SELECT * WHERE { ?u ic:name ‘Veggie Sensation’ ;
?property ?value } order by ?u

Note: My Italian Cuisine ontology is just a simple example.

sthursfield · June 4, 2021, 9:17am

Hi Dean,

The simplest approach is to call tracker_sparql_get_uuid_urn() to generate a unique identifier of the format urn:uuid:9e57ae55-c18b-468f-99da-f33ac95d357d.

There are two downsides to that approach:

It’s not very readable
It doesn’t identify the actual content, so if the same resource is inserted twice, you might get two different IDs pointing at the same thing.

For things with names Tracker Miner FS uses custom urn schemes such as urn:artist: which identifies a music artist by their name, and urn:contact: which identifies a contact by their name. These aren’t standardised anywhere else, as far as I know.

For contents of files, Tracker Miner FS uses the UUID approach. It would be great if it could hash the contents and use content-addressing, but there are obvious performance implications.

For the pizza example, if the pizzas are internal to the app, then you could use a counter. Something like urn:pizza-id:1, urn:pizza-id:2. You can construct these with g_strdup_printf() since there’s no need for escaping, although tracker_sparql_escape_uri_printf() is there if you need it.

If the pizzas are to be shared, the ID needs to be universally unique, and the best way would be to hash the pizza contents somehow. Tracker doesn’t have helper code for this, but it would be interesting to add some kind of content-hash function to TrackerResource.

garnacho · June 4, 2021, 9:44am

Another approach that does not involve pre-made URIs (if you don’t care about their format) is using blank nodes for the task, in particular this deviation from the SPARQL standard allows them to be used as a URI generator of sorts. E.g.:

INSERT DATA { _:u a ic:Pizza }

Will insert a resource and give it an unique name that you can query around later on.
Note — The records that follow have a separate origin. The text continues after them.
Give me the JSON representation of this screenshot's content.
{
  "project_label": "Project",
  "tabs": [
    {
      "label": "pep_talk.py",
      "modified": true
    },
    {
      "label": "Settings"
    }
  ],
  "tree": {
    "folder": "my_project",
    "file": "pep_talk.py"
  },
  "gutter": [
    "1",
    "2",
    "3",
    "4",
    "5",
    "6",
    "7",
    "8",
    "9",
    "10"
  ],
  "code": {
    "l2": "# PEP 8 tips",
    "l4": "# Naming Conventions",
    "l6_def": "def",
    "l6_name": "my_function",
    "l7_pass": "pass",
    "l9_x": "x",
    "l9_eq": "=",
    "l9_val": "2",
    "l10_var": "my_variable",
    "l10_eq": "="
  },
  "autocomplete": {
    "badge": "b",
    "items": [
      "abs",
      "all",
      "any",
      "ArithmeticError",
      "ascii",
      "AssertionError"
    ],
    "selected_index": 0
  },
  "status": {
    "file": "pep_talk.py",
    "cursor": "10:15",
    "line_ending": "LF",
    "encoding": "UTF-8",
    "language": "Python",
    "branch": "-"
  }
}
dean · June 4, 2021, 11:17am

Thanks @sthursfield and @garnacho

If I want to expose this endpoint (for example to gnome-search). What would other developers prefer?

I could also concatenate the name and other attributes to from a key. “Margarita_Dean”

How do you distinguish artists with the same name?

sthursfield · June 4, 2021, 12:08pm

A search engine just needs a unique ID for each resource. I don’t think developers mind as long as it’s a valid URN.

Artists with the same name are treated as the same artist, in Tracker Miner FS. There are improvements possible there

system · June 18, 2021, 12:09pm

This topic was automatically closed 14 days after the last reply. New replies are no longer allowed.